Проклятье. Трижды проклятье… в стекле отражается матушка и розы с ирисами.
– Будь добр, – сказала она, когда экипаж остановился, – постарайся вести себя подобающим образом.
– Конечно, матушка.
Разрыв прежде причинял бы боль, но сейчас Кейрен спокойно выносил это подчеркнутое показное равнодушие. У него получалось играть по матушкиным правилам, притворяясь счастливым. Только, кажется, притворщик из него никудышный вышел.
И в дом приходится возвращаться, хотя бы потому, что дольше оставаться наедине с Лютой непозволительно. Жених – еще не супруг…
– Кольцо красивое, – у самого порога произнесла Люта. – Матушка выбирала.
– Да.
– Что ж, передай ей спасибо.
Сказано с насмешкой, с издевкой даже. И Люта уходит, сославшись на мигрень, ее мать хмурится, а леди Сольвейг качает головой. Но мигрень – допустимый предлог, у Кейрена такого нет. Он остается, то ли развлекая дам, то ли сам развлекаясь, с трудом сдерживая язвительные слова, которые готовы с языка сорваться. Игра в приличия.
Сияющий паркет. Па-де-де взаимных поклонов, разговор неторопливый, чай и церемония со сливками, снова беседа, из которой Кейрену позволяют выпасть. Он сидит у камина, глядя на покрасневшие пальцы свои, удивляясь отсутствию обычной боли.
Стараясь не думать о другом доме. И другом камине, который дымил, и приходилось вызывать мальчишку-трубочиста, тощего, темнолицего и белозубого. Он объявился, обвешанный метелками из перьев, веревками и крюками, оставив на полу угольные следы. И потребовал показать путь на крышу… а Таннис испугалась, что мальчишка этот – ему едва-едва пять исполнилось – с крыши сорвется.

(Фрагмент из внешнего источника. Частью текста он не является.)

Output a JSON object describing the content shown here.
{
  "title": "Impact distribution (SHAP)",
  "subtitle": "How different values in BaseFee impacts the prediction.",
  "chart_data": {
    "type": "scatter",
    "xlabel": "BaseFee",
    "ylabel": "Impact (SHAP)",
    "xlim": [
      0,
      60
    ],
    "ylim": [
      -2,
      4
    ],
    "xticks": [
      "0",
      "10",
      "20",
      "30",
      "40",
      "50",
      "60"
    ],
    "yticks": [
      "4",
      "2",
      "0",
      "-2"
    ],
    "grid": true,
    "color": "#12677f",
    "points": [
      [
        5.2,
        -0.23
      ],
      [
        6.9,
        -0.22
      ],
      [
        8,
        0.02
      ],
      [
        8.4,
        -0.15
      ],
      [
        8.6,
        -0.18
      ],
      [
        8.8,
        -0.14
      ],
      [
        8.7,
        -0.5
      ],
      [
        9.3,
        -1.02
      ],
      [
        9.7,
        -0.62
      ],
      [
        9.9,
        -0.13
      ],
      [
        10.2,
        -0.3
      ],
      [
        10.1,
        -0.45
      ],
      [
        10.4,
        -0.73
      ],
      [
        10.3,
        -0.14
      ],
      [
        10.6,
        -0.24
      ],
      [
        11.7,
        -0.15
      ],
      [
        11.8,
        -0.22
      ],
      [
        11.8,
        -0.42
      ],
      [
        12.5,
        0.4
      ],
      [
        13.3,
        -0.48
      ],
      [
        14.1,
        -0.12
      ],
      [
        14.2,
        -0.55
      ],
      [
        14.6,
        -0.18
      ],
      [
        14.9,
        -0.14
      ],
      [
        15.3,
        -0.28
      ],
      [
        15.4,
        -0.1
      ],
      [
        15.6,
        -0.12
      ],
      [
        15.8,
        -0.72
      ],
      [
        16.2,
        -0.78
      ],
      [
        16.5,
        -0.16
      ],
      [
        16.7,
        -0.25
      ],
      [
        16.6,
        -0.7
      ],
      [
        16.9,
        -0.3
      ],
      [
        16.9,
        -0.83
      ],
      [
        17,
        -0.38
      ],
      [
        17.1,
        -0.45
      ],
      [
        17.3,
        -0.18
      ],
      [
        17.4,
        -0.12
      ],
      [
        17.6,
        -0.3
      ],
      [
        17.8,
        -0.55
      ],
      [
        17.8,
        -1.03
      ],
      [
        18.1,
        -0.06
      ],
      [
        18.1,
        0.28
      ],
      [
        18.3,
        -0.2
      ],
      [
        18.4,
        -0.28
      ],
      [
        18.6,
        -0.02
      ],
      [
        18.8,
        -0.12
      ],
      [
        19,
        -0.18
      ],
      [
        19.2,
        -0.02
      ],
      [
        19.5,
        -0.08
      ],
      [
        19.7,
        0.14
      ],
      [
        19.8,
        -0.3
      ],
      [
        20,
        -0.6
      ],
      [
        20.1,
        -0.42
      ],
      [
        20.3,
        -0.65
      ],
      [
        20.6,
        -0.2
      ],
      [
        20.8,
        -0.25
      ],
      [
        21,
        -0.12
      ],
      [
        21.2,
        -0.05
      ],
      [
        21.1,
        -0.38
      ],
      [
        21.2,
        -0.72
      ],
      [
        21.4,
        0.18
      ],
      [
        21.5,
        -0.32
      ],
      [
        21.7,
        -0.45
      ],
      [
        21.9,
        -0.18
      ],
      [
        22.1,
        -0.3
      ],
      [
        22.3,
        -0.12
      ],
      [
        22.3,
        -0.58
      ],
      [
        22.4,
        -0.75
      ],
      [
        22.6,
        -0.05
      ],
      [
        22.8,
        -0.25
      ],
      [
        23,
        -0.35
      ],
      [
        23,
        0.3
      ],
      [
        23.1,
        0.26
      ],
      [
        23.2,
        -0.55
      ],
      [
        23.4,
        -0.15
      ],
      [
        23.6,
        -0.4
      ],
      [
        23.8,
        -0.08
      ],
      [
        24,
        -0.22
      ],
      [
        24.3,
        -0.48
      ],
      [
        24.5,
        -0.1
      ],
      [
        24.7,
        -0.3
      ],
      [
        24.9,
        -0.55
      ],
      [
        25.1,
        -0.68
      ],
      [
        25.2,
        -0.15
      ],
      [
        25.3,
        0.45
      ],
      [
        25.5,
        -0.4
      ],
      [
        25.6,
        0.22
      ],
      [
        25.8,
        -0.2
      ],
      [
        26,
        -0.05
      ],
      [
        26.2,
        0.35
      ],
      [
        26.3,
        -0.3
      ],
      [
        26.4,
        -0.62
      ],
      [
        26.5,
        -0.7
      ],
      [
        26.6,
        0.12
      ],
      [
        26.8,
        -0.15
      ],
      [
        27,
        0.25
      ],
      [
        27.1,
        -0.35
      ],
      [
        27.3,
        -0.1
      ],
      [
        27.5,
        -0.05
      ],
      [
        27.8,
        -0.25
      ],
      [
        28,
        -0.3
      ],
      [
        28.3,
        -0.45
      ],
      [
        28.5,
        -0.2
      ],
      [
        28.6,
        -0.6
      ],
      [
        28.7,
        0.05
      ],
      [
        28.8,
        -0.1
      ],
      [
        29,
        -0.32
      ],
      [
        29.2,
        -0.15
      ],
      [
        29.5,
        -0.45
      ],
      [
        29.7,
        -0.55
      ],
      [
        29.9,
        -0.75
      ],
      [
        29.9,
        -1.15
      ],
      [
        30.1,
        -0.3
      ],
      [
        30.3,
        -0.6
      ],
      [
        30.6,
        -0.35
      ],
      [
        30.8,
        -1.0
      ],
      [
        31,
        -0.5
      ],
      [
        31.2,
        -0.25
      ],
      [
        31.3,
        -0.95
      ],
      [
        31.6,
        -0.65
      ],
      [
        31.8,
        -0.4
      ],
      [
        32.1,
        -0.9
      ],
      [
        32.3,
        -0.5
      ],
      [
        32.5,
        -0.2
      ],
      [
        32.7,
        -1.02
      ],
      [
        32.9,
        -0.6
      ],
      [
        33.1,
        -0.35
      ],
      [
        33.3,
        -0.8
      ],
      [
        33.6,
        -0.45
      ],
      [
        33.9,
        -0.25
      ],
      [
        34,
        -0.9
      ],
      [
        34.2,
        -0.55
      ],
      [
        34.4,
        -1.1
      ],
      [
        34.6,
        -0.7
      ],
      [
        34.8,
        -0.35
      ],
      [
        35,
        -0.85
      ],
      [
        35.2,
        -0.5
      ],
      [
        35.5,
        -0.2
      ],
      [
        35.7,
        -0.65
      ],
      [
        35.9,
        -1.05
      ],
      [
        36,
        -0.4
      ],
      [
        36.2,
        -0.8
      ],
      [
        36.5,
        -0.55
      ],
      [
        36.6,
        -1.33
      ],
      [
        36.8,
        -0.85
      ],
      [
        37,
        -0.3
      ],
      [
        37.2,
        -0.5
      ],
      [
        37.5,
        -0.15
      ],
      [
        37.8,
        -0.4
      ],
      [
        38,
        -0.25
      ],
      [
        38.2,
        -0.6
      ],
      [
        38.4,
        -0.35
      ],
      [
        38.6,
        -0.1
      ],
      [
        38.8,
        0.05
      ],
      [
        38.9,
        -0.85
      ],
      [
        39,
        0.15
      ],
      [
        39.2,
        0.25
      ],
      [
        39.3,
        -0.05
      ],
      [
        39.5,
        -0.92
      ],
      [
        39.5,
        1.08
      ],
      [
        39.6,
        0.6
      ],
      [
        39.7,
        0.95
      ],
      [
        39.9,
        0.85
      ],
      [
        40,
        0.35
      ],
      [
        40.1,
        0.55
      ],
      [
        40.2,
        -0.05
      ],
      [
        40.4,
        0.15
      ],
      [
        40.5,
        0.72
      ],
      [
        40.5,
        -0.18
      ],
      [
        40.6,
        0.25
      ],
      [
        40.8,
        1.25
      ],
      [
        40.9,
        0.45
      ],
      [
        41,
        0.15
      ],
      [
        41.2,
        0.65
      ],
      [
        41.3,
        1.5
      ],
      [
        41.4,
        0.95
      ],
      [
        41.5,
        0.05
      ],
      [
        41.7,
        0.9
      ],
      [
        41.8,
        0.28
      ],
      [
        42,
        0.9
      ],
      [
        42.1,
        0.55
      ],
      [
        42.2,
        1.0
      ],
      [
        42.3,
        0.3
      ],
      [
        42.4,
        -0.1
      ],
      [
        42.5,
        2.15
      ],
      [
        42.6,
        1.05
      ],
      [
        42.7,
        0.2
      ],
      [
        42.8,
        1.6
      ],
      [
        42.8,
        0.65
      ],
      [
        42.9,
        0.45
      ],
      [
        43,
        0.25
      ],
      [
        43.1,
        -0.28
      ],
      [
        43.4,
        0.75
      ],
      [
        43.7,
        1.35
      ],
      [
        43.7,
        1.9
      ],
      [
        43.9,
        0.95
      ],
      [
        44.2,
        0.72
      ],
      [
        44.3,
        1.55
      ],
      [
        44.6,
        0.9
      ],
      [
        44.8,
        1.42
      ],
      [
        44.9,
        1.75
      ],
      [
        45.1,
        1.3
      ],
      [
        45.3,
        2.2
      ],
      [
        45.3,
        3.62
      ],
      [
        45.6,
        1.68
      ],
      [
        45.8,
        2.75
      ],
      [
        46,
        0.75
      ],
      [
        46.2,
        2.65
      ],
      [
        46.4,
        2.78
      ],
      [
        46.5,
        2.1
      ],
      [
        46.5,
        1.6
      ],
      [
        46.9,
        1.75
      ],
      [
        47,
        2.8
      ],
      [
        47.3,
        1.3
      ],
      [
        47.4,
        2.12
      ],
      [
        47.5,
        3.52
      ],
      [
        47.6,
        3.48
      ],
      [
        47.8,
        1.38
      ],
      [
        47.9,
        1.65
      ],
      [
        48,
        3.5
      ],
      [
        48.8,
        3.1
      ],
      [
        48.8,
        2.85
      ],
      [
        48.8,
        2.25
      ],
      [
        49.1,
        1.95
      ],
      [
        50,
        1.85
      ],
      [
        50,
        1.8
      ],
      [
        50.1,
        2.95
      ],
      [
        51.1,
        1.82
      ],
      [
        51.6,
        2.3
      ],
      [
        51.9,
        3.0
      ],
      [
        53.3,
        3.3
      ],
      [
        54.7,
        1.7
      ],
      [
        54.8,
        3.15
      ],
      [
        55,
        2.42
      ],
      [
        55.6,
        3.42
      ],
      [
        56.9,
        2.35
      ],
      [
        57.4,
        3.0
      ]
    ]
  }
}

Он же хриплым взрослым голосом уверял, что знает свое дело.
Мисс нечего бояться…
…а она боялась. И сказала, что эти мальчишки редко доживают до десяти лет, порой застревают в трубах, задыхаются, срываются, а то и просто мрут от голода. Мастера не кормят их, чтобы не росли.
– Кейрен, дорогой, – ровный голос матушки отвлек, – о чем ты задумался?
– О делах, мама.
– Ты слишком много работаешь…
– Боюсь, – он позволил себе усмехнуться, – работаю я недостаточно.
…ему так и не удалось выяснить имя подменыша. Дагеротип, спрятанный под столешницей, мешал сосредоточиться на других делах. И Кейрен постоянно думал о человеке, который взял на себя вину Войтеха. Почему промолчал?
Из страха?
Или же пытался сказать, но ему не поверили?
Не захотели поверить? Был директор тюрьмы, который, не прошло и месяца после казни, переехал в новый дом. Дом же взял и сгорел вместе с директором и многочисленным его семейством. Поджог? Пожар?
Случайность?
Палач, по утверждению вдовы, вовсе непьющий, вдруг взял да помер, перепив дешевого рому. А пил он на пару с тюремщиком, которого, впрочем, в излишней трезвости сложно было упрекнуть…
…а спустя неделю после казни тихо сгорела от лихорадки мать Войтеха.
Совпадения?
– Полагаю, Тормир войдет в твое положение… – Матушка не привыкла отступать. – И предоставит тебе отпуск. Сколько лет ты в отпуске не был, дорогой?
Укор в словах, мягкий, родственный.
– Боюсь, сейчас отпуск невозможен.
К счастью, потому что без работы он точно с ума сойдет. Уже сходит…
…картотеку перелистал трижды, если поначалу смотрел лишь дагеротипы и наброски, порой сделанные полицейскими художниками халтурно, то в последний раз Кейрен тщательно изучал каждую карточку. Он вчитывался в словесные описания, пересчитывал данные бертильонажа, по ним, по цифрам вновь и вновь рисуя лицо. Кляня за то, что карточки заполнены едва ли на треть.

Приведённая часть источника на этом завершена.